The two objects defined by Pyjector are Dejector and BadSQL. All the important work is done by Dejector.

Dejector

__init__(exemplar)
validate(candidate)
          

The constructor for Dejector takes a single argument; namely, the string to use as an exemplar. Validation takes place by calling Dejector.validate(candidate), which will throw an exception if the string candidate fails to validate against the exemplar.

BadSQL

BadSQL is a completely empty class. It exists only as a raw type so that programmers can catch injection attempts and treat them differently than other errors.

Exceptions

The Dejector.validate method will throw an exception of type BadSQL if user input does not match against the candidate string.

Marking up Exemplars

In order to mark a section of an exemplar as mutable, enclose it in curly braces. For instance, SELECT number FROM phonebook WHERE last_name = 'Smith'; could be bracketed as SELECT {number} FROM phonebook WHERE last_name = 'Smith'; if you wanted users to be able to access other fields but only for people named Smith. Or if you wanted people to be able to find the phone number and only the phone number for any last name, you could bracket it as SELECT number FROM phonebook WHERE last_name = '{Smith}';.

Warning

Limit your markup!  So far we've skipped a lot of the underlying theory. One of these things is the concept of the lowest enclosing scope. What this basically means is that the more parts of a query you bracket, the more stuff will match it. Including, perhaps, things you don't want it to match.
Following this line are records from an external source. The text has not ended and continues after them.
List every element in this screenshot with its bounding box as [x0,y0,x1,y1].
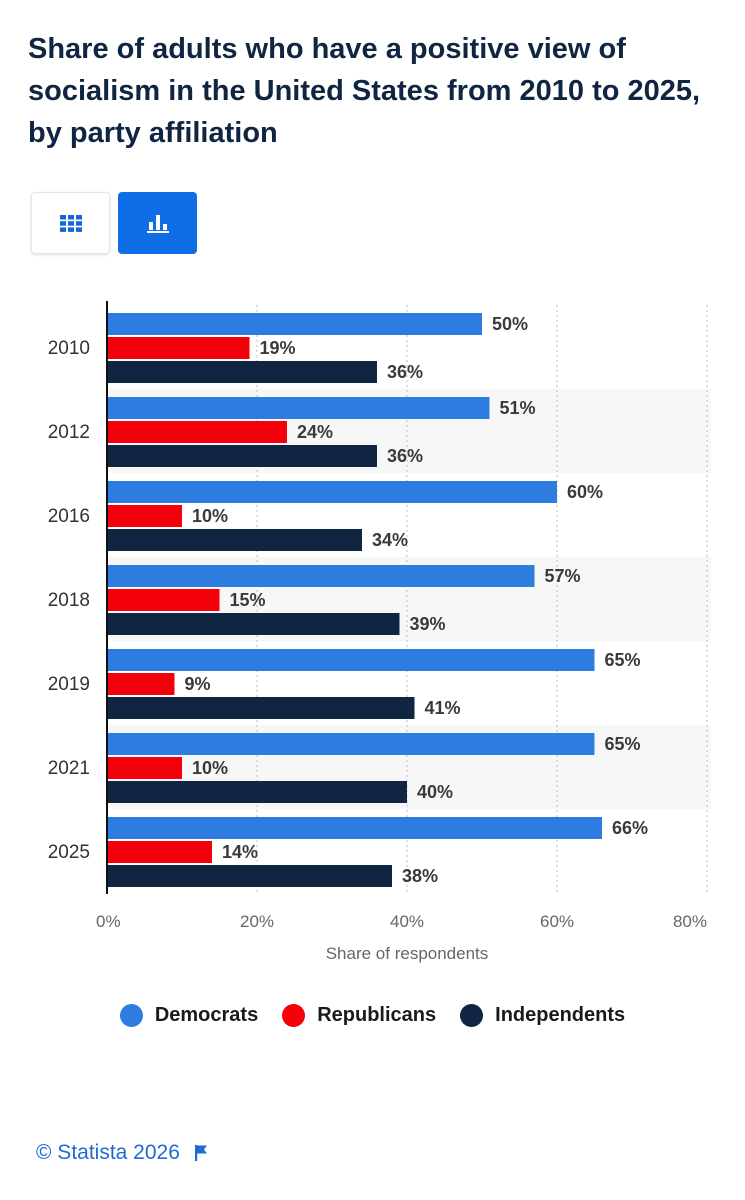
legend-label-democrats: Democrats [154,1004,259,1026]
x-tick-label-3: 60% [540,912,574,931]
legend-label-independents: Independents [495,1004,626,1026]
chart-legend: Democrats Republicans Independents [0,1004,745,1027]
table-view-button[interactable] [31,192,110,254]
bar-republicans-2010 [107,337,250,359]
data-label-independents-2016: 34% [372,530,408,550]
x-tick-label-1: 20% [240,912,274,931]
bar-chart-icon [146,215,169,233]
data-label-democrats-2012: 51% [500,398,536,418]
data-label-democrats-2019: 65% [605,650,641,670]
x-tick-label-2: 40% [390,912,424,931]
data-label-republicans-2010: 19% [260,338,296,358]
data-label-republicans-2018: 15% [230,590,266,610]
bar-independents-2019 [107,697,415,719]
data-label-republicans-2012: 24% [297,422,333,442]
data-label-democrats-2018: 57% [545,566,581,586]
bar-democrats-2018 [107,565,535,587]
x-tick-label-4: 80% [673,912,707,931]
data-label-independents-2021: 40% [417,782,453,802]
legend-marker-democrats [119,1004,143,1027]
source-link[interactable]: © Statista 2026 [36,1141,180,1164]
data-label-republicans-2021: 10% [192,758,228,778]
flag-icon[interactable] [194,1144,208,1162]
y-tick-label-2025: 2025 [48,842,90,863]
data-label-independents-2010: 36% [387,362,423,382]
bar-republicans-2025 [107,841,212,863]
y-tick-label-2019: 2019 [48,674,90,695]
data-label-democrats-2021: 65% [605,734,641,754]
legend-marker-republicans [282,1004,306,1027]
bar-republicans-2016 [107,505,182,527]
legend-item-independents[interactable]: Independents [460,1004,625,1027]
footer: © Statista 2026 [36,1141,208,1165]
y-tick-label-2018: 2018 [48,590,90,611]
bar-independents-2021 [107,781,407,803]
bar-republicans-2021 [107,757,182,779]
data-label-independents-2019: 41% [425,698,461,718]
y-tick-label-2021: 2021 [48,758,90,779]
bar-independents-2018 [107,613,400,635]
data-label-democrats-2010: 50% [492,314,528,334]
legend-item-democrats[interactable]: Democrats [119,1004,259,1027]
data-label-independents-2012: 36% [387,446,423,466]
bar-democrats-2021 [107,733,595,755]
data-label-democrats-2025: 66% [612,818,648,838]
bar-democrats-2012 [107,397,490,419]
y-tick-label-2010: 2010 [48,338,90,359]
data-label-republicans-2025: 14% [222,842,258,862]
bar-independents-2016 [107,529,362,551]
legend-item-republicans[interactable]: Republicans [282,1004,436,1027]
legend-label-republicans: Republicans [317,1004,437,1026]
data-label-republicans-2019: 9% [185,674,211,694]
bar-independents-2010 [107,361,377,383]
bar-republicans-2019 [107,673,175,695]
bar-republicans-2018 [107,589,220,611]
bar-republicans-2012 [107,421,287,443]
legend-marker-independents [460,1004,484,1027]
data-label-republicans-2016: 10% [192,506,228,526]
bar-democrats-2010 [107,313,482,335]
bar-democrats-2025 [107,817,602,839]
y-tick-label-2012: 2012 [48,422,90,443]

The best advice to give, then, is to limit your markup. Enclose only the parts of a query which you want for someone to change. For instance, don't bracket {'Smith'} when '{Smith}' will do. The former says "you can substitute anything here", and the latter says "you can only substitute a string here".

Only one markup per query!  At present, libdejector is unreliable when attempting to mark up multiple distinct parts of a query as changeable. For instance, SELECT {number} FROM phone_book WHERE last_name = '{Smith}'; would be an unreliable query. We're working on getting past this limitation and expect the next release to address it.

It's not magic!  Libdejector is not magic. It needs to be used as part of an integrated Web security solution. If you're using libdejector but your root password is set to root, we cannot protect you.